Elisha reached a finger into her left ear and jiggled it. Then her right.
She thought she had laughed quietly to herself, but realized she had indeed laughed quite loudly. She did so again.
She had gone deaf.
No matter how much poking and prodding she did with her fingers, her ears would not cooperate and hear again.
Desperately, Elisha tried to remember the last thing she heard. The car. Insects. Her boots. Her breath. The ticking.
Something hit the top of her head.
And then two things.
Elisha reached up and wiped something wet from her scalp. She looked up and drops of water began to come down rapidly now. Where there had moments before been stars and a moon was only black. Clouds covered the sky.
She whipped her head around toward the cabin.
It was faint, but it was something. Elisha breathed deeply. Her hearing was coming back.
But that faint sound soon grew louder. And louder. It sounded like a woman screaming. It wasn’t coming from the cabin. Elisha whipped around in different directions. It was coming from all around.
It rose in volume until it passed almost painful into full blown misery.

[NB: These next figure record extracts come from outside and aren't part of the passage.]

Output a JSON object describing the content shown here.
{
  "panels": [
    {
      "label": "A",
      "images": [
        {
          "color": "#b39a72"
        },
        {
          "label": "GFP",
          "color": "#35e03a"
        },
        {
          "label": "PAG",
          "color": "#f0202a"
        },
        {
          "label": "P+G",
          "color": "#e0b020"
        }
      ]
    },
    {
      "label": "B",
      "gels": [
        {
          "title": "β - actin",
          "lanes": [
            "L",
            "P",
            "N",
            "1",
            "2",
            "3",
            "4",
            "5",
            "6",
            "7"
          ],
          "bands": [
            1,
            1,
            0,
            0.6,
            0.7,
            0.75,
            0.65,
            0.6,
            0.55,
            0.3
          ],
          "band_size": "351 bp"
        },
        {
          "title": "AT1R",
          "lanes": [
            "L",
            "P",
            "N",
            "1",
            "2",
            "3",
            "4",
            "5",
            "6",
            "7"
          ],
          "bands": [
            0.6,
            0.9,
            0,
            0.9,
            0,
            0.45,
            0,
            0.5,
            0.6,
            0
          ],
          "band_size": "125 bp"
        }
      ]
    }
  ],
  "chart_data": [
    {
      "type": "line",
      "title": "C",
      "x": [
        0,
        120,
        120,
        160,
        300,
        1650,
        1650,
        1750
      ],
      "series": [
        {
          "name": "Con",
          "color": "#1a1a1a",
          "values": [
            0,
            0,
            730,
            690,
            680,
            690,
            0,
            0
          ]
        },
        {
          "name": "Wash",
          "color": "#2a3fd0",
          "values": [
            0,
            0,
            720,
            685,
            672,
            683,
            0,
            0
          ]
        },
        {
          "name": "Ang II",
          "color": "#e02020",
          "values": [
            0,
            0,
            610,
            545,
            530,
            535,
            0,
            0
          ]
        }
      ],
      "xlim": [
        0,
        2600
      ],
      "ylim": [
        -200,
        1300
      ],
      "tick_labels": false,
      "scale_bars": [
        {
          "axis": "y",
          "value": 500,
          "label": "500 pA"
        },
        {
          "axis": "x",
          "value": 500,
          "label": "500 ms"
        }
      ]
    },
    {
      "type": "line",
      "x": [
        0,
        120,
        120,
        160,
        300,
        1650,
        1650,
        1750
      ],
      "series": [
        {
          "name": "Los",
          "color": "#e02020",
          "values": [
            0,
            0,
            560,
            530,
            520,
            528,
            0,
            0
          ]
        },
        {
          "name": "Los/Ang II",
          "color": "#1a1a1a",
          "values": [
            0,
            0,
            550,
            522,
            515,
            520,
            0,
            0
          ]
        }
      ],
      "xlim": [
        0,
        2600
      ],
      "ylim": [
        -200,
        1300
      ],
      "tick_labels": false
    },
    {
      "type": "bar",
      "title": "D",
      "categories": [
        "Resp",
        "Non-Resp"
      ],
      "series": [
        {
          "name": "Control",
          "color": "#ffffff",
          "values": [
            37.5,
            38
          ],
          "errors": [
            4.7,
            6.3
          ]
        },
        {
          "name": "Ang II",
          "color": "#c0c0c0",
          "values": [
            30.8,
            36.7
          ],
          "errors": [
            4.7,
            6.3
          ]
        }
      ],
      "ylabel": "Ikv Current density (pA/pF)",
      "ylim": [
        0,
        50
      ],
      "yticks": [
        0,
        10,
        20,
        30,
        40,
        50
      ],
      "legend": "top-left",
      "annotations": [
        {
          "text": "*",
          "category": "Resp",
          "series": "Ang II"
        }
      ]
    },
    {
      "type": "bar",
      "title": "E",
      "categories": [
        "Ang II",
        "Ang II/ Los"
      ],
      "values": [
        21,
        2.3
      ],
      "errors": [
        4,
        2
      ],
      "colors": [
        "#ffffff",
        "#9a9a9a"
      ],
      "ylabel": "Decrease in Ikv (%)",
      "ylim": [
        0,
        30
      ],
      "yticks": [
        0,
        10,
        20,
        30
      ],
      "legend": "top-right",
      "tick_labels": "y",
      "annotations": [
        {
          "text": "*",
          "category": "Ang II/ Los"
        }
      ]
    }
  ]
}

Unable to think, Elisha ran. The drizzle had long since gone and a torrent of rain was pouring down hard. She screamed in order to try and drown out the sound. Pressing her hands against her ears, she raced awkwardly toward the hill where her car waited patiently for her on the other side. She had to get away from this place. The pain had grown so intense, Elisha squeezed her eyes shut. Both dead and living branches crunched beneath her boots as she tried to maintain her balance.
Elisha took step after step, expecting only the ground–until suddenly there was none. She found herself tumbling forward, her arms shooting out to break her fall. They found only dark air and dust. Elisha felt her self flipping forward until her body and face slammed into what she presumed to finally be the ground. She was unable to stay awake long enough to find out.